Every time we hear Christ pray, or instruct us in prayer, we ought to pay close attention.  For this is His insight and instruction as to how to communicate with God, of whom He is One with the other two persons of the Godhead.  Surely He knows more than anyone how to speak with His Father.

11:43-44 When he had said these things, he cried out with a loud voice, “Lazarus, come out.” [44] The man who had died came out, his hands and feet bound with linen strips, and his face wrapped with a cloth. Jesus said to them, “Unbind him, and let him go.”

There are several key points that we see here.

First, the “divine imperative”, as Augustine termed the creation of the world, is seen here in Christ’s powerful control over the life and death of His creatures.  We see that not only is this man the Messiah whose long awaited and desired coming had finally arrived, but he is the very Son of God who called creation into existence millennia prior to this moment.

Second, Lazarus’ rising from the dead was a sign of greater resurrection to come, especially that of Christ’s resurrection which was now only a short time away, and of course of our own resurrections once Christ comes again.  And it was also a sign that Jesus was who He claimed to be. Earlier in chapter five, Christ said this:

But the testimony that I have is greater than that of John. For the works that the Father has given me to accomplish, the very works that I am doing, bear witness about me that the Father has sent me. (John 5:36)

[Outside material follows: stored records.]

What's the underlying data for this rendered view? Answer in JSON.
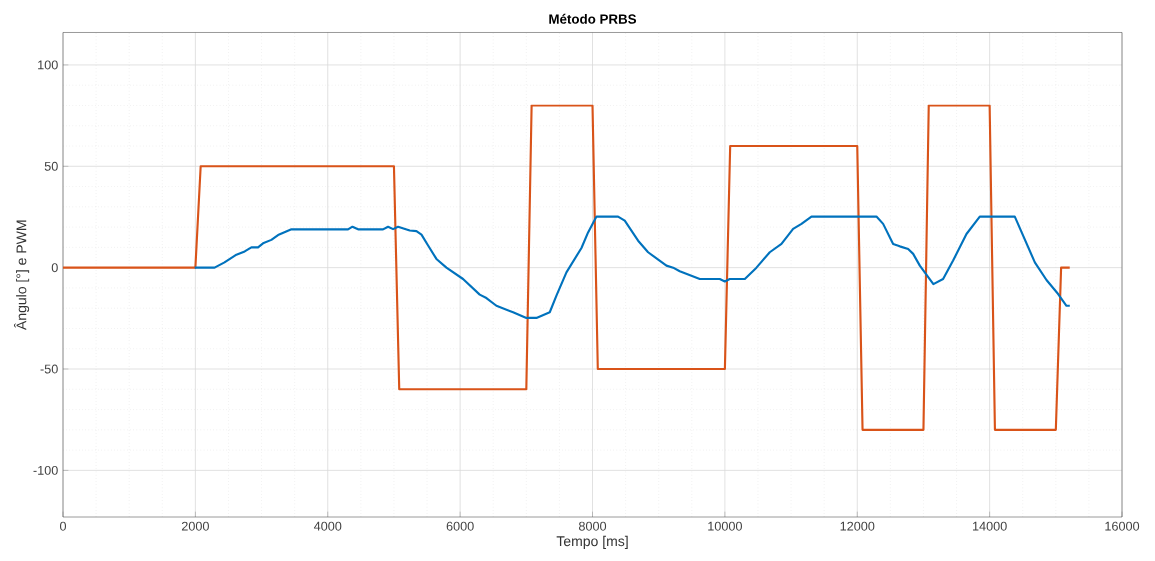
{
  "chart_data": {
    "type": "line",
    "title": "Método PRBS",
    "xlabel": "Tempo [ms]",
    "ylabel": "Ângulo [°] e PWM",
    "xlim": [
      0,
      16000
    ],
    "ylim": [
      -123,
      116
    ],
    "xticks": [
      0,
      2000,
      4000,
      6000,
      8000,
      10000,
      12000,
      14000,
      16000
    ],
    "yticks": [
      -100,
      -50,
      0,
      50,
      100
    ],
    "grid": true,
    "marker": "none",
    "line_style": "solid",
    "series": [
      {
        "color": "#d95319",
        "x": [
          0,
          2000,
          2080,
          5000,
          5080,
          7000,
          7080,
          8000,
          8080,
          10000,
          10080,
          12000,
          12080,
          13000,
          13080,
          14000,
          14080,
          15000,
          15080,
          15210
        ],
        "values": [
          0,
          0,
          50,
          50,
          -60,
          -60,
          80,
          80,
          -50,
          -50,
          60,
          60,
          -80,
          -80,
          80,
          80,
          -80,
          -80,
          0,
          0
        ]
      },
      {
        "color": "#0072bd",
        "x": [
          1990,
          2290,
          2440,
          2620,
          2745,
          2846,
          2947,
          3022,
          3148,
          3249,
          3451,
          4307,
          4373,
          4458,
          4835,
          4911,
          4987,
          5062,
          5239,
          5340,
          5416,
          5516,
          5642,
          5793,
          6044,
          6296,
          6397,
          6548,
          6800,
          7001,
          7153,
          7354,
          7455,
          7606,
          7833,
          7933,
          8060,
          8386,
          8487,
          8689,
          8840,
          9117,
          9218,
          9318,
          9621,
          9923,
          9999,
          10074,
          10301,
          10477,
          10678,
          10855,
          11031,
          11157,
          11308,
          12290,
          12391,
          12542,
          12643,
          12769,
          12845,
          12945,
          13150,
          13297,
          13448,
          13650,
          13851,
          14380,
          14683,
          14859,
          15035,
          15161,
          15211
        ],
        "values": [
          0,
          0,
          2.6,
          6.4,
          8,
          10,
          10,
          12,
          13.7,
          16.1,
          18.9,
          18.9,
          20.2,
          18.9,
          18.9,
          20.2,
          19,
          20.2,
          18.3,
          18,
          16.3,
          10.9,
          4.3,
          0,
          -5.6,
          -13.3,
          -15,
          -18.8,
          -22,
          -24.8,
          -24.8,
          -22,
          -13.8,
          -2.3,
          9.7,
          17.4,
          25.2,
          25.2,
          23.2,
          13.3,
          7.6,
          1,
          0,
          -1.8,
          -5.6,
          -5.6,
          -6.8,
          -5.6,
          -5.6,
          0,
          7.6,
          11.7,
          19.1,
          21.6,
          25.2,
          25.2,
          21.6,
          11.7,
          10.5,
          9.2,
          6.8,
          1,
          -8.1,
          -5.6,
          3.5,
          16.6,
          25.2,
          25.2,
          2.6,
          -6.1,
          -13,
          -18.8,
          -18.8
        ]
      }
    ]
  }
}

Third, the power of Christ is on full display in this amazing moment. D.A. Carson notes how some theologians remark that this power seemed to be so awful (awe-inspiring) that had He not specified the name of “Lazarus” that all dead people everywhere would have had to obey His fiat. This is a clear example of Christ calling us from the dead, and the irresistible nature of that call. His grace is so powerful and so effective, that when He calls you, He will not fail in His mission to bring you all the way from the kingdom of darkness into the kingdom of light.

Lastly, as Christ raised Lazarus from the dead, it was a clear indication that the kingdom of God was upon them. Christ was ushering in His spiritual kingdom in a way that no man could deny. George Ladd once said that, “…the Kingdom of God is the redemptive reign of God dynamically active to establish his rule among men, and that this Kingdom, which will appear as an apocalyptic act at the end of the age, has already come into human history in the person and mission of Jesus to overcome evil, to deliver men from it’s power, and to bring them into the blessings of God’s reign The Kingdom of God involves two great moments: fulfillment within history, and consummation at the end of history.”